Generally, I try to do a high impact promo once every three to four weeks, and I use the lower impact promos on the weeks between. It seems to work for me, although I wouldn’t discount all the previous marketing and promotion that has gone into positioning the book for success prior to the summer of 2014.

If you want to see how I did financially during these last few months with all this free download promo, read How Bookbub and Permafree Changed My Life Last Week.

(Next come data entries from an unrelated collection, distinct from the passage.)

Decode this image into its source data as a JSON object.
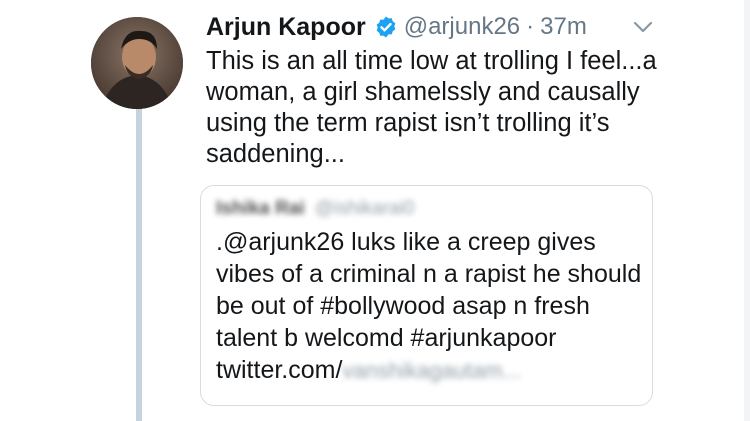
{
  "tweet": {
    "author_name": "Arjun Kapoor",
    "handle": "@arjunk26",
    "separator": "·",
    "time": "37m",
    "text": "This is an all time low at trolling I feel...a woman, a girl shamelssly and causally using the term rapist isn’t trolling it’s saddening...",
    "icons": {
      "verified": "verified-badge-icon",
      "menu": "chevron-down-icon"
    },
    "colors": {
      "verified": "#1da1f2",
      "secondary_text": "#657786",
      "thread_line": "#c6d3de"
    }
  },
  "quoted_tweet": {
    "author_name": "Ishika Rai",
    "handle": "@ishikarai0",
    "text": ".@arjunk26 luks like a creep gives vibes of a criminal n a rapist he should be out of #bollywood asap n fresh talent b welcomd #arjunkapoor",
    "link_prefix": "twitter.com/",
    "link_blurred": "vanshikagautam..."
  }
}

I hope this is helpful to you. If you’ve had great success with other services, please let us all know in the comments.

Pamela

pamela author portraitPamela Fagan Hutchins writes overly long e-mails, hilarious nonfiction, and  series mysteries, like Katie & Annalise which includes the bestselling Saving Graceand Emily which she kicks off with the 2015 WINNER of the USA Best Book Award for Cross Genre Fiction, Heaven to Betsy. She resides deep in the heart of Nowheresville, Texas and in the frozen north of Snowheresville, Wyoming. Pamela has a passion for great writing and smart authorpreneurship as well as long hikes with her hunky husband and pack of rescue dogs, traveling in the Bookmobile, and experimenting with her Keurig. She also leaps medium-tall buildings in a single bound (if she gets a good running start).

 

10 thoughts on “Online Promos: What’s Working Now

  1. Eric Hutchins

    Really great information. I hope people can see this. There is so much information here learned sometimes painfully, that can really help people make good strategy decisions.

  2. Kate Wrath

    Thanks, Pamela. I really appreciate you sharing this information with us, especially since I am getting ready to jump into the world of paid advertising for the first time! 🙂

  3. Liz Crowe

    great info! I had Bookbub take one freebie from me that really impacted sales of an entire series. I can’t seem to get them to take another promotion on a different book no matter how many times I submit. I love hearing about success with other promotion sites. thanks!

  4. Marcy Mason McKay

    This is officially mind-blowing strategies. You keep investing in your career through paid advertising, and it keeps paying off. Consistency seems to be the key.

    1. Eric

      Yes, with paid advertising, consistency is key for both impressions (book title, cover image, author name) in readers’ minds, and in maintaining a minimum ranking, both for the promoted book, and for the other books whose sales the advertising is designed to lead to. It’s very hard to regain lost ground.The investment pays off many times over.